We’re living in a supposedly post-industrial era. So it can feel a bit odd to refer to the need to bring “industrialization,” an “assembly line” approach, or “factory”-like processes to the development of business analytics.
Behind any such discussion, the specter of automation usually lurks, as the author of this recent O’Reilly article makes explicit in her first sentence. But I think she greatly overstates the importance of automation in the industrialization of any function. She doesn’t go so far as to predict massive unemployment for human data scientists, but one wouldn’t be surprised to see others read that into her otherwise excellent discussion of trends in business analytics.

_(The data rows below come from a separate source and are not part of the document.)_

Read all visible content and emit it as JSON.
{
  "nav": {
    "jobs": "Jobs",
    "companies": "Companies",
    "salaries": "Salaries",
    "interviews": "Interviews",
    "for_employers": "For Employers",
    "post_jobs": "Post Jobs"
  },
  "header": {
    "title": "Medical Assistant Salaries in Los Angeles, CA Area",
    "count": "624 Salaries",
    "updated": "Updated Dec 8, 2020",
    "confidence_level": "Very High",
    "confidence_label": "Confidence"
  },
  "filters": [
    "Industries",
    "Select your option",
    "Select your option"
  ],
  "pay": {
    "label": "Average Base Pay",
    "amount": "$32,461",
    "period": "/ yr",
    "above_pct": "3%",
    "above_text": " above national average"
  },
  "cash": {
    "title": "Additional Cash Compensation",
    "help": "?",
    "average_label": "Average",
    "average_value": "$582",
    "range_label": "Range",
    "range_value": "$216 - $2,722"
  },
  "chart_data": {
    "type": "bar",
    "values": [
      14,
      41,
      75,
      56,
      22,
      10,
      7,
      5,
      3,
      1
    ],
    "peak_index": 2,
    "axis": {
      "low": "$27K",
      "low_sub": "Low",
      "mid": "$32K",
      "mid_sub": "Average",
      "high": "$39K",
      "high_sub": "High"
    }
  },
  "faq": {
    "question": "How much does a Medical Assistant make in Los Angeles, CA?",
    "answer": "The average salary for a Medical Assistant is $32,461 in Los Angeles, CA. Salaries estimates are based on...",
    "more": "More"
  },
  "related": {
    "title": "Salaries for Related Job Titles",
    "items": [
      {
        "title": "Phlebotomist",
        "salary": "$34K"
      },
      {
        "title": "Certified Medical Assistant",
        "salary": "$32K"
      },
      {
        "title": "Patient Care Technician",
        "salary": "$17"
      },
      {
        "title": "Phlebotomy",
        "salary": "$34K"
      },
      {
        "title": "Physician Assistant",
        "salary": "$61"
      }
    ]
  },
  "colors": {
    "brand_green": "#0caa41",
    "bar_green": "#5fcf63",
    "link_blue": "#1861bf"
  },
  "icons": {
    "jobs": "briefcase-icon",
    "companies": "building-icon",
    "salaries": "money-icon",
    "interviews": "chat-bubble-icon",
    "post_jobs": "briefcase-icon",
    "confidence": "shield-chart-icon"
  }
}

Contrary to what many believe, automation isn’t the essence of industrialization. You can achieve many of the same benefits without turning personnel into de-skilled drones who are doomed to stoke a heartless machine. Even in enterprises that we all take as the very definition of industrial—such as manufacturing, mining, and milling—there are a wide range of indispensable human functions. Fundamentally, industrializing any business function—even those that we associate with the post-industrial economy–involves organizing it to achieve greater scale, speed, efficiency, and predictability.
With that in mind, you can industrialize enterprise analytics by reconstituting its operational processes around the following core principles:
- Role specialization: This has been the core principle of industrial production since long before there were machines to do the work. The key specializations in an industrialized analytics process consist of data scientists, data engineers, application developers, business analytics, and subject-domain specialists. As I discussed in this recent post, role specialization within collaborative environments enables team members to pool their skills and specialties in the exploration, development, deployment, testing, and management of machine learning and other data-driven business-analytics models.

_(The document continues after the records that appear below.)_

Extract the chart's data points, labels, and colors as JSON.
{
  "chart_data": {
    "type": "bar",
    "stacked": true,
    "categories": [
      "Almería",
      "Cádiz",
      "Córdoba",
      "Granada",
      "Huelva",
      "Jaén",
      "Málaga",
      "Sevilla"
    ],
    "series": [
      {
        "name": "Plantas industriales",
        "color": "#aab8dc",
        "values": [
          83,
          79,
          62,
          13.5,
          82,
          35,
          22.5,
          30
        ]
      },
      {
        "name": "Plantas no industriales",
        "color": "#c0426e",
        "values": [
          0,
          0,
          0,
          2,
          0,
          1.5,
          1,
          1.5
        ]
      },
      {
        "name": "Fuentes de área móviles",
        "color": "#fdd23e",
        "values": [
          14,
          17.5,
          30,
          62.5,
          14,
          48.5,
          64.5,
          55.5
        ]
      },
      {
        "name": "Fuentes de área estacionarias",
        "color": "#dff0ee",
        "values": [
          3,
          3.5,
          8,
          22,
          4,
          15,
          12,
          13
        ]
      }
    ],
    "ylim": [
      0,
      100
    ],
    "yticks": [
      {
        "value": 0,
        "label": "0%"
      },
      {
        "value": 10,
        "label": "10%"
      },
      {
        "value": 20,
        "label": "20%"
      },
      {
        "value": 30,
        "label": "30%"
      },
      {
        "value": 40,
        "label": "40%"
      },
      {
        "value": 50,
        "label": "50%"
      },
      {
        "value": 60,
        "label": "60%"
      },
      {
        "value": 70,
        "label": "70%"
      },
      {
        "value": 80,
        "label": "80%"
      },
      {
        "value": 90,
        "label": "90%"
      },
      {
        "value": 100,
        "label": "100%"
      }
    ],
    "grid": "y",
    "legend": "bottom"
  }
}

- Workflow patterning: This is the foundation of scale, speed, efficiency, and quality control in any industrial process. The principal patterns in the analytics lifecycle consist of standardized tasks, flows, and rules governing the creation and deployment of machine-learning models, statistical algorithms, and other repeatable data/analytics artifacts. As I discussed in this recent post, the primary workflow patterns fall into such categories as data discovery, acquisition, ingestion, aggregation, transformation, cleansing, prototyping, exploration, modeling, governance, logging, auditing, archiving, and so on. In a typical enterprise analytics practice, some of these patters may be largely automated, while others may fall toward the manual, collaborative, and agile end of the spectrum.
- Tool-driven acceleration: This is what people usually associate with task automation. As I discussed in this recent post, many analytics lifecycle processes are being accelerated through cloud-based tools and platforms such as massively-parallel cloud-based Spark runtime engines; through unified workbenches for fast, flexible sharing and collaboration within analytics development teams; and through on-demand, self-service collaboration environments that provide each specialist with tools and interfaces geared to their specific tasks. To ensure industrial-grade quality controls, collaboration tools should enable the necessary checks and balances for monitoring and assuring automated outputs. For example, data science teams should be able to create workflows for manual reviews of machine-generated models prior to their deployment into production applications. This is analogous to how high-throughput manufacturing facilities dedicate personnel to test samples of their production runs before they’re shipped to the customer.
Increasingly, we see the nouveau coinage “InsightOps” referring to the intensifying industrialization of enterprise data-science processes. Check out an excellent recent column by my colleagues Tim Vincent and Bill O’Connell on this topic. Obviously based on the established DevOps paradigm, this term refers to a development and deployment lifecycle for data-driven enterprise analytics assets that has the agility to incorporate shifting blends of automated, collaborative, and self-service processes.
As this trend picks up speed, and even as automation pushes more deeply into their core functions, enterprise analytics developers will be in even greater demand. Industrialization of their work processes will enable them to focus on problem solving, domain knowledge, interactive exploration, and application development.